Questa è una manovra che richiede un intervento di carattere finanziario. Dovrebbe arrivare a una platea intorno ai 7-8 milioni di persone, come minimo, quindi tre volte superiore a quella attuale, ai quali si aggiungeranno probabilmente tutte quelle persone le quali possono usufruire di un sostegno al reddito di natura diversa, che è la cassa integrazione. Ma qui facciamo riferimento a una platea di lavoratrici e lavoratori che hanno già un contratto di lavoro abbastanza stabile, che lavorano in determinate industrie e che quindi, da questo punto di vista, sulla base di una logica di tipo fordista, sono coperti. E magari riuscirebbero a prendere come cassa integrazione una somma superiore a quella che può essere erogata sotto forma di reddito di cittadinanza. La cifra dovrebbe essere di €750, perché questo è il livello fissato dall’Istat come cifra minima per la sopravvivenza media mensile in Italia.

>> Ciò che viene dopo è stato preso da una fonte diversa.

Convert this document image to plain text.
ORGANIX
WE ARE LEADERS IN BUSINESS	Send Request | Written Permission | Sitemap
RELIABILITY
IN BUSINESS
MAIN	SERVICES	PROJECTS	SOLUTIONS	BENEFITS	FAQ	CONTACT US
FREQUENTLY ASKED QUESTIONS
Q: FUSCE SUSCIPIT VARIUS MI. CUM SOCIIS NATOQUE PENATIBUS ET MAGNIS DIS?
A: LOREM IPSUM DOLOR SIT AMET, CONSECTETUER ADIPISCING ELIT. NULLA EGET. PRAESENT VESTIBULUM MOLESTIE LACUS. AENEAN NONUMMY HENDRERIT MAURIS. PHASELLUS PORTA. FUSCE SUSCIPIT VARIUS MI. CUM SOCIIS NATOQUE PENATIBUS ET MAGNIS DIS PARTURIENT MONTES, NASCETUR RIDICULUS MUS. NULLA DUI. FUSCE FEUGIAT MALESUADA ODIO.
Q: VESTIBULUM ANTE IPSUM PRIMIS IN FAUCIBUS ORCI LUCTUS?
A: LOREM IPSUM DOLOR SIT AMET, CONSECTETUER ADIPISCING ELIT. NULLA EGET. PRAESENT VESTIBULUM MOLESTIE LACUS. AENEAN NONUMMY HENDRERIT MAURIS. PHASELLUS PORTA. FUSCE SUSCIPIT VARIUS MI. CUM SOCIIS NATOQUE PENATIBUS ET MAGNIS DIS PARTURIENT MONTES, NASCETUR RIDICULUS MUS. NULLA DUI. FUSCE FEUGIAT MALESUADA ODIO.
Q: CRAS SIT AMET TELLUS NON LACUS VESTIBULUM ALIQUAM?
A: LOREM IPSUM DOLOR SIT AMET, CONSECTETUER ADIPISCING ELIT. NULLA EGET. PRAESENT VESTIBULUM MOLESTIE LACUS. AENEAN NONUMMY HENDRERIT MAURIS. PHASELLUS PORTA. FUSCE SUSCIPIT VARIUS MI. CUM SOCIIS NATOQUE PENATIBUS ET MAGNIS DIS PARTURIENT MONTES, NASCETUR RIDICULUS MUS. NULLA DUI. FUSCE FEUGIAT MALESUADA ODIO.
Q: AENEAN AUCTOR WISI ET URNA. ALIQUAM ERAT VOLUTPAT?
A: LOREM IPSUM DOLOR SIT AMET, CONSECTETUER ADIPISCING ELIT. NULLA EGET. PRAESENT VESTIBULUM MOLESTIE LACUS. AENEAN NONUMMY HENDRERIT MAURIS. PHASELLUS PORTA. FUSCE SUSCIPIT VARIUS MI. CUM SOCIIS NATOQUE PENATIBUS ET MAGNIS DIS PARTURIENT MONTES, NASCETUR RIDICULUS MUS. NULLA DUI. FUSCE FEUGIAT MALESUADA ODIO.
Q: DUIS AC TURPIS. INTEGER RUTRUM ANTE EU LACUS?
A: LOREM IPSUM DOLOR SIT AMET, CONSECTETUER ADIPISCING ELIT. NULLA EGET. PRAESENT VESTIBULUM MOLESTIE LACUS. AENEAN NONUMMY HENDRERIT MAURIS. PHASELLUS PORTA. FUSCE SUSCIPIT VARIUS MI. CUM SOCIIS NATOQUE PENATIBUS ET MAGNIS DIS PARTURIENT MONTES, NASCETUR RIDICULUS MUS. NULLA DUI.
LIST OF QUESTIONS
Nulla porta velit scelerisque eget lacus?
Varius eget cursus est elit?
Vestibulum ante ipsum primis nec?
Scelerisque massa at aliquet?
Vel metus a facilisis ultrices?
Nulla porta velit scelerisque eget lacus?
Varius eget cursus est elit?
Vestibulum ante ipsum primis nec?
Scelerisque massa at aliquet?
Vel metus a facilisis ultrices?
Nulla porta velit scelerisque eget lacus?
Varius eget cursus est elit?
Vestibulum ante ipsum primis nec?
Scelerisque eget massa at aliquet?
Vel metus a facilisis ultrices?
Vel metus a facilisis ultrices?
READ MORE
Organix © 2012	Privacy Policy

Se consideriamo anche le lavoratrici e i lavoratori che potrebbero ottenere un reddito sotto forma di cassa integrazione, i dati del ministero del lavoro parlano di circa 5 milioni di persone, abbiamo una platea complessiva di circa 13-14 milioni di persone che potrebbe arrivare ad avere un reddito garantito. Probabilmente non è ancora sufficiente, ma è già un primo passo.
La logica del governo è quella di intervenire sulla base delle condizioni lavorative a seconda della tipologia contrattuale esistente. Quindi abbiamo dei soldi che sono stati messi a disposizione per le partite Iva, per i professionisti e i lavoratori autonomi di un certo tipo – e abbiamo visto che appena si è aperta la possibilità di fare la domanda c’è stato il caos all’Inps tanto che, al momento attuale, dopo due giorni dall’apertura degli sportelli virtuali, sono arrivate quasi 4 milioni di domande, il che ci dà un’idea della sete di reddito e della situazione emergenziale che c’è in questo paese. Poi abbiamo un ulteriore fondo per altre forme di lavoro autonomo iscritte alle casse previdenziali, o quella del 19 per la ritenuta d’acconto dell’Inps, o quella che riguarda i commercianti e gli artigiani. Insomma tutta una serie di dispositivi per cui prima si individua la categoria e poi si fa l’intervento di sostegno: una logica assolutamente inefficiente. Logica che è stata seguita per l’evoluzione degli ammortizzatori sociali in Italia: si parte dalla figura di riferimento che è il lavoratore subordinato a tempo indeterminato e poi se si creano nuove figure professionali viene messa una toppa al buco, così al sussidio di disoccupazione viene aggiunta la Dis-coll, poi viene introdotta l’ASpI, poi la NASpI e via dicendo, creando un sistema completamente distorto, iniquo, farraginoso, burocratico e inefficiente.
La logica che proponiamo è invece quella di provvedere a una convergenza verso un paio di misure: cassa integrazione da un lato, per chi ha già un lavoro stabile, che tenderanno poi a diminuire nel corso del tempo futuro, e intervento di reddito di base incondizionato per tutti gli altri, a prescindere dal tipo di contratto, partendo dalle situazioni di maggior necessità. Con una possibilità sempre crescente di ampliare questo tipo di interventi e renderli universali. Noi crediamo che questa sia la strada più semplice, e più snella da un punto di vista burocratico, se per accedere a forme di questo tipo potesse essere sufficiente solo un’autocertificazione che verrebbe poi verificata in seguito. Ovviamente poi, e siamo all’ultimo punto, a questo sarebbe necessario introdurre una legge per il salario minimo, per evitare effetti di dumping tra la misura del reddito e la misura del salario. Il salario dev’essere garantito in un certo livello perché altrimenti sarebbe tutto inutile e si potrebbero incentivare forme di lavoro nero. Oggi abbiamo questa opportunità: la situazione emergenziale che stiamo vivendo, seppur tragica, può darci quel coraggio e quella spinta per fare scelte coraggiose che guardano in avanti.